The Attorney General's OMMA Guidelines state the obvious: patients registered through the Oregon Health Division are legally protected from prosecution for using Cannabis. Police should therefore investigate only to see if the situation in question falls outside the boundaries of the law. The Guidelines are quite clear and specific on this point. Unresolved issues center around a variety of situations police may encounter which do not fall into clear categories.

First, the Attorney General's Guidelines question the legality of transporting Cannabis on the interpretation that any possession of plants or Cannabis on public highways constitutes "public use" which is forbidden by the OMMA. But the Attorney General's claim that any transporting of Cannabis constitutes "public use" is a circular argument which only serves to cloud rather than clear interpretation of the OMMA. This interpretation also leaves open the possibility that local law-enforcement may prosecute patients for transporting Cannabis or plants. (There is no indication that this has yet occurred in Oregon.)
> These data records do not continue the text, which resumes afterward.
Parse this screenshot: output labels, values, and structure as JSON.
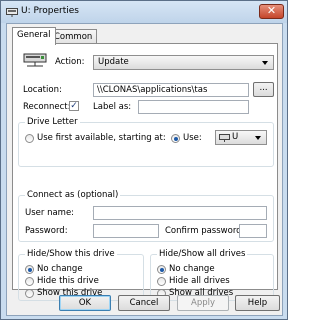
{
  "window": {
    "title": "U: Properties",
    "close_glyph": "✕"
  },
  "tabs": [
    {
      "label": "General",
      "active": true
    },
    {
      "label": "Common",
      "active": false
    }
  ],
  "general": {
    "action_label": "Action:",
    "action_value": "Update",
    "location_label": "Location:",
    "location_value": "\\\\CLONAS\\applications\\tas",
    "browse_label": "...",
    "reconnect_label": "Reconnect:",
    "reconnect_checked": "✓",
    "label_as_label": "Label as:",
    "label_as_value": ""
  },
  "drive_letter": {
    "title": "Drive Letter",
    "use_first_label": "Use first available, starting at:",
    "use_label": "Use:",
    "use_value": "U"
  },
  "connect_as": {
    "title": "Connect as (optional)",
    "username_label": "User name:",
    "password_label": "Password:",
    "confirm_label": "Confirm password:"
  },
  "hide_this": {
    "title": "Hide/Show this drive",
    "options": [
      "No change",
      "Hide this drive",
      "Show this drive"
    ]
  },
  "hide_all": {
    "title": "Hide/Show all drives",
    "options": [
      "No change",
      "Hide all drives",
      "Show all drives"
    ]
  },
  "buttons": {
    "ok": "OK",
    "cancel": "Cancel",
    "apply": "Apply",
    "help": "Help"
  }
}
This should not be an issue. The OMMA intended that registrants would be permitted to transport Cannabis and plants on Oregon's highways. (In fact, the OMMA intended to allow any designated primary caregiver to transport plants and usable Cannabis to any registered patient. Also, any registered patient may transport Cannabis and plants to any other registered patient. A patient may also transport plants and Cannabis to any registered caregiver. Thus, anyone who is registered in the State Health Division's Medical Marijuana Program, may transport plants and usable Cannabis to any other registrant as long as quantity limits are not exceeded.)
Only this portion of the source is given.